And, once again as often happens to me when peter-h is involved, I'm confused.
Didn't you say that you have a number of CPU bound tasks?
Clarification: to me CPU bound means IO on the task must wait for the CPU to finish. IO bound the opposite, the CPU is always ready to process new IO.
So, if there are CPU bound task, what's the point of trying to switch to low power modes? The CPU bound task should be always ready to run
Also, consider that FreeRTOS has an
Idle Task - running whenever none of the user defined tasks are (as it has the lowest possible priority).
This Idle task will consume the rest of your CPU time, unless you take specific steps to configure FreeRTOS for using low power modes.
For serial RX, you are on the right track, if you just want a task to wake up when at least 5 characters have been received, use the ISR to put them in a queue (in general terms - might or might not be a FreeRTOS queue) and signal the task when five have been received (e.g. using a cheap direct task notification, or a semaphore).
As a general rule for inter-task communication it's better to use what the RTOS provides rather than faffing around with volatile atomic flags or variables etc. - unless you are starved for memory or CPU time, the overhead is quite tolerable and they work correctly.

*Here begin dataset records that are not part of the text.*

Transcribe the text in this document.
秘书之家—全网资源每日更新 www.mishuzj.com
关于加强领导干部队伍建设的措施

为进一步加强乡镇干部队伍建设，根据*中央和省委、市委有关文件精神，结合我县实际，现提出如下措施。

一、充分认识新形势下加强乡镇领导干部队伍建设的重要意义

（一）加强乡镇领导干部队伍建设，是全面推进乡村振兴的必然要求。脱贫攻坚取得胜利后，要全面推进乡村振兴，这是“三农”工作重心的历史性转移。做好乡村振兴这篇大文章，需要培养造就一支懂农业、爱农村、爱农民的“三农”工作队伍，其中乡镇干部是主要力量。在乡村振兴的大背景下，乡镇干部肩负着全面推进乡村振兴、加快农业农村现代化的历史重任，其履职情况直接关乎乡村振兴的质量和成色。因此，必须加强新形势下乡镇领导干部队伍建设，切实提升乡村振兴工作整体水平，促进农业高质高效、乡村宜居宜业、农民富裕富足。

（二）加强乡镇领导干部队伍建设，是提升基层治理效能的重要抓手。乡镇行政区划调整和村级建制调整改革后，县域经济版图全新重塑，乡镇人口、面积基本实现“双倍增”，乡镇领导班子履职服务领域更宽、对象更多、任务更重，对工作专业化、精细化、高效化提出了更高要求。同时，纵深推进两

Remember that in FreeROTS ISRs must use special versions of the primitives (e.g. xSemaphoreGive
FromISR) and explicitly yield with portYIELD_FOM_ISR() (otherwise your task will not wake up until the next time the scheduler invoked).
Other RTOS are simpler in this respect, e.g. Azure RTOS/ThreadX: there's a list of API that are allowed from ISR (most are) and that's all.
For me, in most of my stuff:
user inputs are always polled (encoders, buttons) the input task is woken up periodically and checks if anything has happened.
I2S and SPI use DMA + interrupts, I2C just interrupts. The interrupt wakes the relevant task using the provided RTOS primitives.